|Our resident Pump Guy, Larry Bachus, engages with attendees during Day 2 of this week's Pump Guy Seminar in Decatur, Ala.|
Day 2 of this week’s Pump Guy Seminar in Decatur, Ala. is in the books—two down, one to go. Today the Pump Guy schooled attendees on the finer points of pump and system curve analysis, and you could virtually see light bulbs flashing on over the heads in the room. Here’s the second “5 Interesting Things” post from this week’s training. To read Day 1’s post, click here.
When operating your pump to the left of best efficiency, your pump is likely to overheat. As a matter of fact, all kilowatt consumption at shutoff head is converted into heat. This can cause the cold water to turn into steam within a few moments.
- Dual-volute pump casings will equalize the radial hydraulic forces around the pump impeller, expanding the operating window of the pump and relaxing the load on the pump’s radial bearings. As such, if failure analysis of your bearings indicate failure is in the radial bearing, then the dual-volute casing might be a good solution. On many pumps, the dual-volute casing is an option when you rebuild the pump so it can be added even if that is not how the pump was purchased.
- If you buy a “more efficient” pump and you don’t know and understand your pump curve, then you’re wasting your time and money.
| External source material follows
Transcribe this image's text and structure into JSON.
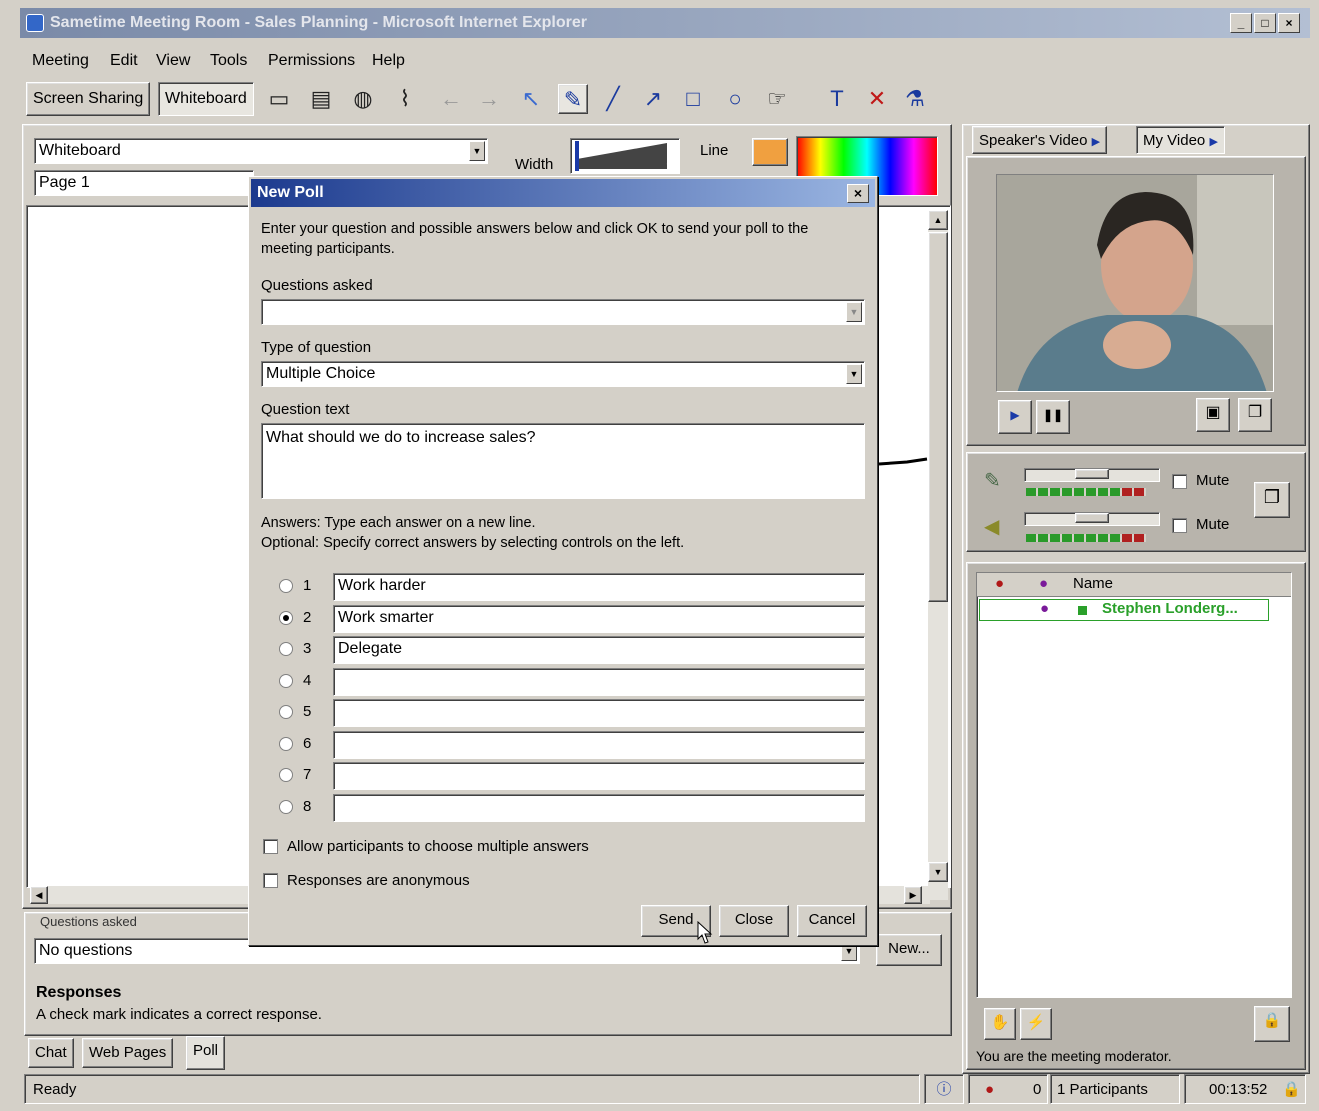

No matter how “efficient” the pump, if it’s not operated in the best efficiency zone indicated on the pump curve, then it will be inefficient.
- Operating a pump in the best efficiency range can ensure the pump achieves 100 percent of design life, whereas operating the pump at the extremes of the curve can reduce its design life to as little as 5 percent.
- The Total Dynamic Head (TDH) of a pump is composed of four different heads—static head, pressure head, friction head, and velocity head.